Have just discovered Eric Asimov’s wine blog on the New York Times website. Wine blogs may sound like a pretentious formulation to most, but he manages to humanize and deintellectualize a great deal of his thoughts. It could be a blog about a man in search of the perfect cheeseburger; the words have just been changed.

I wrongly assumed to begin with that he was the son of Issac, but it turns out he is a nephew (son of Issac’s brother). Here is an excerpt from the introduction of a post about Bordeaux.

Like many people who decided they wanted to learn about wine, Bordeaux was the first category I explored in those heady days of disposable income, just out of college with a real job, years before my kids were born.
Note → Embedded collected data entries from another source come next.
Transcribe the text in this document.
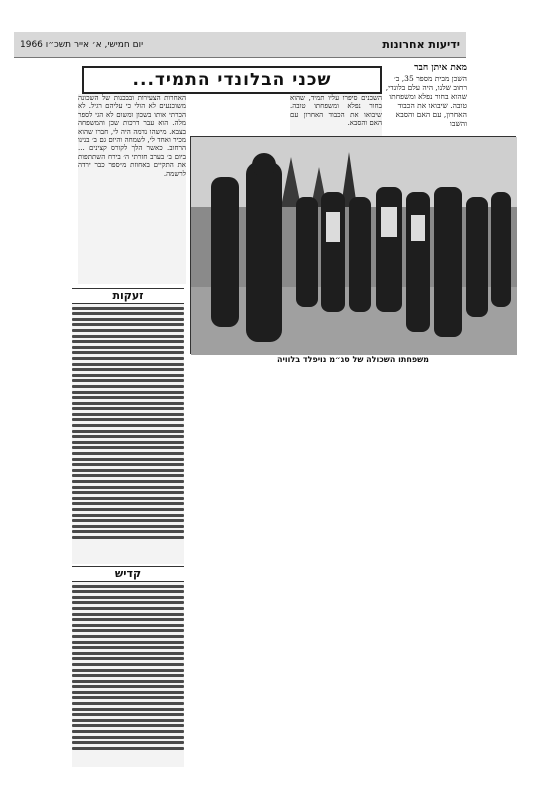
ידיעות אחרונות
יום חמישי, א׳ אייר תשכ״ו 1966
שכני הבלונדי התמיד...
מאת איתן חבר
השכן מבית מספר 35, ב׳ רחוב שלנו, היה עלם בלונדי, שהוא בחור נפלא ומשפחתו טובה. שיבואו את הכבוד האחרון, עם האם והסבא והשבו
השכנים סיפרו עליו תמיד, שהוא בחור נפלא ומשפחתו טובה. שיבואו את הכבוד האחרון עם האם והסבא.
האחרות הצעירות ובבכנות של השכונה משוכנעים לא הולי כי עליהם רגיל. לא הכרתי אותו בשכון ומשום לא הגי לספר מלה. הוא עבר דרכות שכן והמשפחה בצבא. מישהו נדמה היה לי, חברו שהוא מכיר ואחד לי, לשמחה והיום גם ב׳ בנינו הרחוב. כאשר הלך לקורס קצינים ... ביום ב׳ בערב חזרתי ה׳ בירח השתתפות את התקיים באחוזת מ״ספר כבר ירדה לרשמה.
משפחתו השכולה של סג״מ נויפלד בלוויה
זעקות
קדיש
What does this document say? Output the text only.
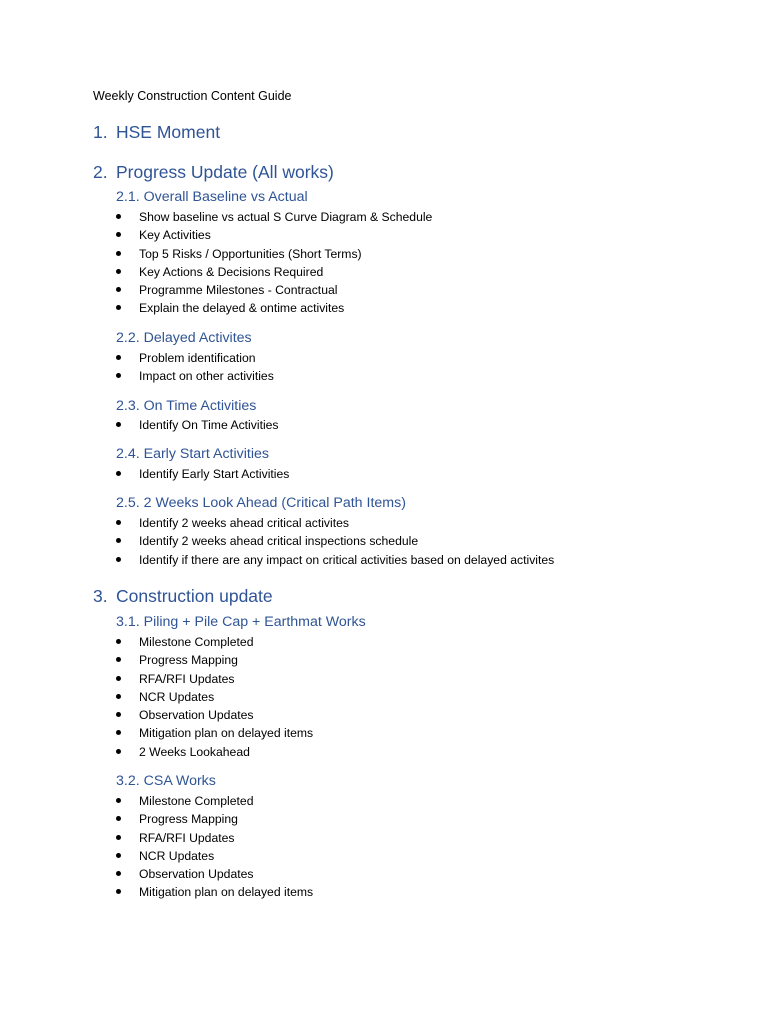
Weekly Construction Content Guide
1. HSE Moment
2. Progress Update (All works)
2.1. Overall Baseline vs Actual
Show baseline vs actual S Curve Diagram & Schedule
Key Activities
Top 5 Risks / Opportunities (Short Terms)
Key Actions & Decisions Required
Programme Milestones - Contractual
Explain the delayed & ontime activites
2.2. Delayed Activites
Problem identification
Impact on other activities
2.3. On Time Activities
Identify On Time Activities
2.4. Early Start Activities
Identify Early Start Activities
2.5. 2 Weeks Look Ahead (Critical Path Items)
Identify 2 weeks ahead critical activites
Identify 2 weeks ahead critical inspections schedule
Identify if there are any impact on critical activities based on delayed activites
3. Construction update
3.1. Piling + Pile Cap + Earthmat Works
Milestone Completed
Progress Mapping
RFA/RFI Updates
NCR Updates
Observation Updates
Mitigation plan on delayed items
2 Weeks Lookahead
3.2. CSA Works
Milestone Completed
Progress Mapping
RFA/RFI Updates
NCR Updates
Observation Updates
Mitigation plan on delayed items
Back then, in the early 1980’s, Bordeaux was a natural. It was a region with a clear structure and hierarchy. Information was relatively easy to come by. It was without equal in prestige, and the wines did not seem difficult to understand.

I made as thorough an examination as I could, culminating in a bottle of 1955 La Mission Haut-Brion that I bought to celebrate my parent’s 30th wedding anniversary in 1985. What a wine! I’ll never forget the combination of graceful elegance and intensity, the complex flavors, the savor in each sip. And of course, the occasion of drinking it with my parents made it memorable, too. My mom still keeps the empty bottle in her kitchen.

Too bad about the misplaced apostrophe there. O, nephew of Asimov, walk closer still to the path yon uncle tread!